You won’t be able to keep the number of things you once had that you feel made your life easier. There won’t be room to keep all the cooking utensils or a variety of other kitchen items that you may have been used to.

Some people can go through a short period of adjustment and they end up liking the micro living. Others can’t take feeling more confined once they downsize. Not having room for entertaining or room for guests to sleepover can be a problem for some people.

Also, extended family members might oppose micro living and if they’re vocal about it, this can lead to family tensions. Depending on the location where you place your micro home, you may end up feeling that you live too far away from amenities that you’re used to.

While micro homesteading can be a peaceful, self-sustaining way of living, it’s simply not a good fit for everyone.

Why Use a Micro Homestead

The world is poised for a financial breakdown. And for a food shortage. Water shortages are already going on right now in various states. There are rolling blackouts in some states because the electric grid can’t keep up with the demand.

These are all warning signs that the collapse of the kind of life everyone is used to living isn’t far off. For people who rely on the grid to make it through their day-to-day lives, a collapse is going to throw them into a tailspin of incredible stress.

But for people who use movable micro homesteads, regardless of what happens or doesn’t happen in any other state or all over the world, life will still continue to go on peacefully.

And if they don’t like the condition of the state that they’re living in, they can simply move to another area. Because they’re already used to providing for their own needs, they’ll be able to continue to grow and harvest their own food.

They’ll continue to be able to eat even when the nation’s food supplies dwindle. When the electric grids begin to crash one by one without any timeline of when or even if they may be back up and operational, people who live in a micro homestead won’t have that same worry.

Because they use self-sustaining means to take care of their electric needs, they’ll be able to keep on doing what they need to do. When water supplies become dysfunctional, this won’t impact those who practice micro homesteading.

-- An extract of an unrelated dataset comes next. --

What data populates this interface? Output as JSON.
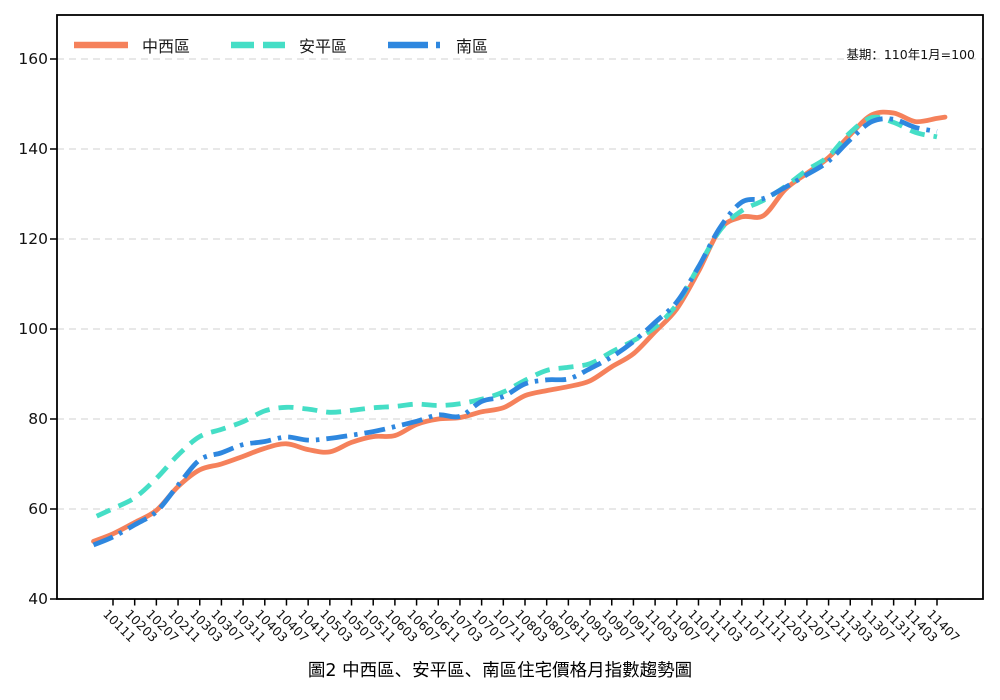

It won’t impact them because they’re already used to fending for themselves with the water supply. They have rain barrels set up to take care of their water needs. Or they use a fresh supply of water from the land.

As sewer systems fail and garbage can’t be hauled away, those who live on the grid will find that life has become not only unpleasant and also very unsanitary.

Those who have a micro homesteading lifestyle won’t even feel the ripple from that. They’ll be able to go to bed and sleep without worry, then rise the next morning and do what they’ve been used to doing. Enjoying life.